Wien – Am Mittwoch bestätigte Verteidigungsminister Hans Peter Doskozil (SPÖ) im ZiB-2-Interview, dass in Österreich trotz der beschlossenen täglichen Höchstzahl von 80 Asylanträgen pro Tag insgesamt rund 200 Asylanträge gestellt werden. Denn die 80 Anträge beziehen sich, wie der Standard schon vorher berichtet hatte, lediglich auf "die Südgrenze" und dort ausschließlich auf den Grenzübergang Spielfeld. Die an anderen Grenzen oder sonst im Land gestellte Asylanträge werden darunter nicht subsumiert.

In Spielfeld arbeitet die slowenische Polizei eng mit der österreichischen zusammen. Pro Tag schickt Slowenien nur ein Kontingent von 80 Flüchtlingen, die in Österreich Asyl beantragen wollen, über die Grenze.

Abgeschreckt

Überzählige in Österreich asylantragswillige Personen müssen in slowenischen Unterkünften warten. Aufgrund des Umstands, dass die Flüchtlingszahlen auf der Balkanroute infolge der betriebenen gezielten Abschreckungspolitik zuletzt schlagartig zurückgegangen sind, geschah das bisher nicht.

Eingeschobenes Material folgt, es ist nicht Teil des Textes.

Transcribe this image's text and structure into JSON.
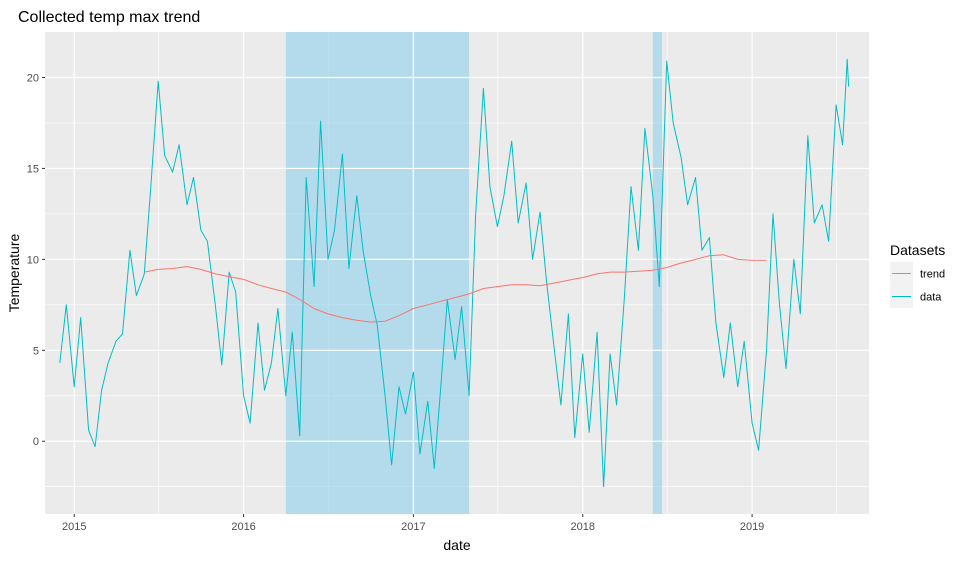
{
  "chart_data": {
    "type": "line",
    "title": "Collected temp max trend",
    "xlabel": "date",
    "ylabel": "Temperature",
    "x_ticks": [
      "2015",
      "2016",
      "2017",
      "2018",
      "2019"
    ],
    "y_ticks": [
      0,
      5,
      10,
      15,
      20
    ],
    "xlim": [
      "2014-10-30",
      "2019-09-10"
    ],
    "ylim": [
      -4,
      22.5
    ],
    "grid": true,
    "legend": {
      "title": "Datasets",
      "position": "right"
    },
    "shaded_regions": [
      {
        "start": "2016-04-01",
        "end": "2017-05-01",
        "color": "#87CEEB"
      },
      {
        "start": "2018-06-01",
        "end": "2018-06-21",
        "color": "#87CEEB"
      }
    ],
    "series": [
      {
        "name": "trend",
        "color": "#F8766D",
        "points": [
          [
            "2015-06-01",
            9.3
          ],
          [
            "2015-07-01",
            9.45
          ],
          [
            "2015-08-01",
            9.5
          ],
          [
            "2015-09-01",
            9.6
          ],
          [
            "2015-10-01",
            9.45
          ],
          [
            "2015-11-01",
            9.2
          ],
          [
            "2015-12-01",
            9.05
          ],
          [
            "2016-01-01",
            8.9
          ],
          [
            "2016-02-01",
            8.6
          ],
          [
            "2016-03-01",
            8.4
          ],
          [
            "2016-04-01",
            8.2
          ],
          [
            "2016-05-01",
            7.8
          ],
          [
            "2016-06-01",
            7.3
          ],
          [
            "2016-07-01",
            7.0
          ],
          [
            "2016-08-01",
            6.8
          ],
          [
            "2016-09-01",
            6.65
          ],
          [
            "2016-10-01",
            6.55
          ],
          [
            "2016-11-01",
            6.6
          ],
          [
            "2016-12-01",
            6.9
          ],
          [
            "2017-01-01",
            7.3
          ],
          [
            "2017-02-01",
            7.5
          ],
          [
            "2017-03-01",
            7.7
          ],
          [
            "2017-04-01",
            7.9
          ],
          [
            "2017-05-01",
            8.1
          ],
          [
            "2017-06-01",
            8.4
          ],
          [
            "2017-07-01",
            8.5
          ],
          [
            "2017-08-01",
            8.6
          ],
          [
            "2017-09-01",
            8.6
          ],
          [
            "2017-10-01",
            8.55
          ],
          [
            "2017-11-01",
            8.7
          ],
          [
            "2017-12-01",
            8.85
          ],
          [
            "2018-01-01",
            9.0
          ],
          [
            "2018-02-01",
            9.2
          ],
          [
            "2018-03-01",
            9.3
          ],
          [
            "2018-04-01",
            9.3
          ],
          [
            "2018-05-01",
            9.35
          ],
          [
            "2018-06-01",
            9.4
          ],
          [
            "2018-07-01",
            9.55
          ],
          [
            "2018-08-01",
            9.8
          ],
          [
            "2018-09-01",
            10.0
          ],
          [
            "2018-10-01",
            10.2
          ],
          [
            "2018-11-01",
            10.25
          ],
          [
            "2018-12-01",
            10.0
          ],
          [
            "2019-01-01",
            9.95
          ],
          [
            "2019-02-01",
            9.95
          ]
        ]
      },
      {
        "name": "data",
        "color": "#00BFC4",
        "points": [
          [
            "2014-12-01",
            4.3
          ],
          [
            "2014-12-15",
            7.5
          ],
          [
            "2015-01-01",
            3.0
          ],
          [
            "2015-01-15",
            6.8
          ],
          [
            "2015-02-01",
            0.6
          ],
          [
            "2015-02-15",
            -0.3
          ],
          [
            "2015-03-01",
            2.8
          ],
          [
            "2015-03-15",
            4.3
          ],
          [
            "2015-04-01",
            5.5
          ],
          [
            "2015-04-15",
            5.9
          ],
          [
            "2015-05-01",
            10.5
          ],
          [
            "2015-05-15",
            8.0
          ],
          [
            "2015-06-01",
            9.2
          ],
          [
            "2015-06-15",
            14.0
          ],
          [
            "2015-07-01",
            19.8
          ],
          [
            "2015-07-15",
            15.7
          ],
          [
            "2015-08-01",
            14.8
          ],
          [
            "2015-08-15",
            16.3
          ],
          [
            "2015-09-01",
            13.0
          ],
          [
            "2015-09-15",
            14.5
          ],
          [
            "2015-10-01",
            11.6
          ],
          [
            "2015-10-15",
            11.0
          ],
          [
            "2015-11-01",
            7.5
          ],
          [
            "2015-11-15",
            4.2
          ],
          [
            "2015-12-01",
            9.3
          ],
          [
            "2015-12-15",
            8.2
          ],
          [
            "2016-01-01",
            2.5
          ],
          [
            "2016-01-15",
            1.0
          ],
          [
            "2016-02-01",
            6.5
          ],
          [
            "2016-02-15",
            2.8
          ],
          [
            "2016-03-01",
            4.3
          ],
          [
            "2016-03-15",
            7.3
          ],
          [
            "2016-04-01",
            2.5
          ],
          [
            "2016-04-15",
            6.0
          ],
          [
            "2016-05-01",
            0.3
          ],
          [
            "2016-05-15",
            14.5
          ],
          [
            "2016-06-01",
            8.5
          ],
          [
            "2016-06-15",
            17.6
          ],
          [
            "2016-07-01",
            10.0
          ],
          [
            "2016-07-15",
            11.6
          ],
          [
            "2016-08-01",
            15.8
          ],
          [
            "2016-08-15",
            9.5
          ],
          [
            "2016-09-01",
            13.5
          ],
          [
            "2016-09-15",
            10.4
          ],
          [
            "2016-10-01",
            8.0
          ],
          [
            "2016-10-15",
            6.4
          ],
          [
            "2016-11-01",
            2.5
          ],
          [
            "2016-11-15",
            -1.3
          ],
          [
            "2016-12-01",
            3.0
          ],
          [
            "2016-12-15",
            1.5
          ],
          [
            "2017-01-01",
            3.8
          ],
          [
            "2017-01-15",
            -0.7
          ],
          [
            "2017-02-01",
            2.2
          ],
          [
            "2017-02-15",
            -1.5
          ],
          [
            "2017-03-01",
            3.0
          ],
          [
            "2017-03-15",
            7.8
          ],
          [
            "2017-04-01",
            4.5
          ],
          [
            "2017-04-15",
            7.4
          ],
          [
            "2017-05-01",
            2.5
          ],
          [
            "2017-05-15",
            12.4
          ],
          [
            "2017-06-01",
            19.4
          ],
          [
            "2017-06-15",
            14.0
          ],
          [
            "2017-07-01",
            11.8
          ],
          [
            "2017-07-15",
            13.5
          ],
          [
            "2017-08-01",
            16.5
          ],
          [
            "2017-08-15",
            12.0
          ],
          [
            "2017-09-01",
            14.2
          ],
          [
            "2017-09-15",
            10.0
          ],
          [
            "2017-10-01",
            12.6
          ],
          [
            "2017-10-15",
            8.8
          ],
          [
            "2017-11-01",
            5.0
          ],
          [
            "2017-11-15",
            2.0
          ],
          [
            "2017-12-01",
            7.0
          ],
          [
            "2017-12-15",
            0.2
          ],
          [
            "2018-01-01",
            4.8
          ],
          [
            "2018-01-15",
            0.5
          ],
          [
            "2018-02-01",
            6.0
          ],
          [
            "2018-02-15",
            -2.5
          ],
          [
            "2018-03-01",
            4.8
          ],
          [
            "2018-03-15",
            2.0
          ],
          [
            "2018-04-01",
            8.0
          ],
          [
            "2018-04-15",
            14.0
          ],
          [
            "2018-05-01",
            10.5
          ],
          [
            "2018-05-15",
            17.2
          ],
          [
            "2018-06-01",
            13.5
          ],
          [
            "2018-06-15",
            8.5
          ],
          [
            "2018-07-01",
            20.9
          ],
          [
            "2018-07-15",
            17.5
          ],
          [
            "2018-08-01",
            15.6
          ],
          [
            "2018-08-15",
            13.0
          ],
          [
            "2018-09-01",
            14.5
          ],
          [
            "2018-09-15",
            10.5
          ],
          [
            "2018-10-01",
            11.2
          ],
          [
            "2018-10-15",
            6.5
          ],
          [
            "2018-11-01",
            3.5
          ],
          [
            "2018-11-15",
            6.5
          ],
          [
            "2018-12-01",
            3.0
          ],
          [
            "2018-12-15",
            5.5
          ],
          [
            "2019-01-01",
            1.0
          ],
          [
            "2019-01-15",
            -0.5
          ],
          [
            "2019-02-01",
            5.0
          ],
          [
            "2019-02-15",
            12.5
          ],
          [
            "2019-03-01",
            7.5
          ],
          [
            "2019-03-15",
            4.0
          ],
          [
            "2019-04-01",
            10.0
          ],
          [
            "2019-04-15",
            7.0
          ],
          [
            "2019-05-01",
            16.8
          ],
          [
            "2019-05-15",
            12.0
          ],
          [
            "2019-06-01",
            13.0
          ],
          [
            "2019-06-15",
            11.0
          ],
          [
            "2019-07-01",
            18.5
          ],
          [
            "2019-07-15",
            16.3
          ],
          [
            "2019-07-25",
            21.0
          ],
          [
            "2019-07-28",
            19.5
          ]
        ]
      }
    ]
  }
}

Somit ist es im Grunde der Nachbarstaat Slowenien, der Österreich das Einhalten seiner offensiv kommunizierten Flüchtlings-Tagesobergrenze ermöglicht. Und damit gleichzeitig – trotz Obergrenze – das Einhalten einer grundlegenden Regel im Flüchtlingsrecht: dass jeder Flüchtling, der in einem anderen Land um Asyl ersucht, dort ein Asylverfahren zu bekommen hat.

Österreich hat diese Regel bisher trotz aller Asylgesetzverschärfungen eingehalten. Und auch zurzeit orten gut informierte Kreise in Ministerien und Regierung keine offene Bereitschaft in der politischen Führungsriege, offensiv gegen das Völker- und Europarecht zu verstoßen.

Countdown bis Juli

Das führt zu der Frage, was Regierung und Behörden zu tun gedenken, sobald die um nichts weniger laut kommunizierte Jahres-Höchstzahl von 37.500 Asylanträgen überschritten sein wird. Sollte es bei (nur) durchschnittlich 200 Asylanträgen täglich bleiben, wird das Mitte Juli der Fall sein – sollte der Familiennachzug enger Angehöriger von Schutzberechtigten dazugezählt werden, früher.

Laut Stimmen aus den Ministerien und der Regierung ist völlig unklar, was dann geschehen soll. Auch dass die beim Europarechtler Walter Obwexer und dem Verfassungsjuristen Bernd-Christian Funk in Auftrag gegebenen Obergrenzen-Gutachten einen Ausweg aus völker- und flüchtlingsrechtlichen Verpflichtungen weisen, wird bezweifelt.

Italien-Ängste

Untermalt wird dies durch Befürchtungen, dass sich die Flüchtlingsroute Richtung Österreich verlagern könnte, etwa über Albanien oder auch über die große Mittelmeerroute nach Italien. Mit dem südlichen Nachbarstaat würden Kontingentvereinbarungen à la Slowenien wohl nicht möglich sein – mit dem Resultat vieler zusätzlicher Asylanträge an den dortigen Grenzen, heißt es. (Irene Brickner, 26.2.2016)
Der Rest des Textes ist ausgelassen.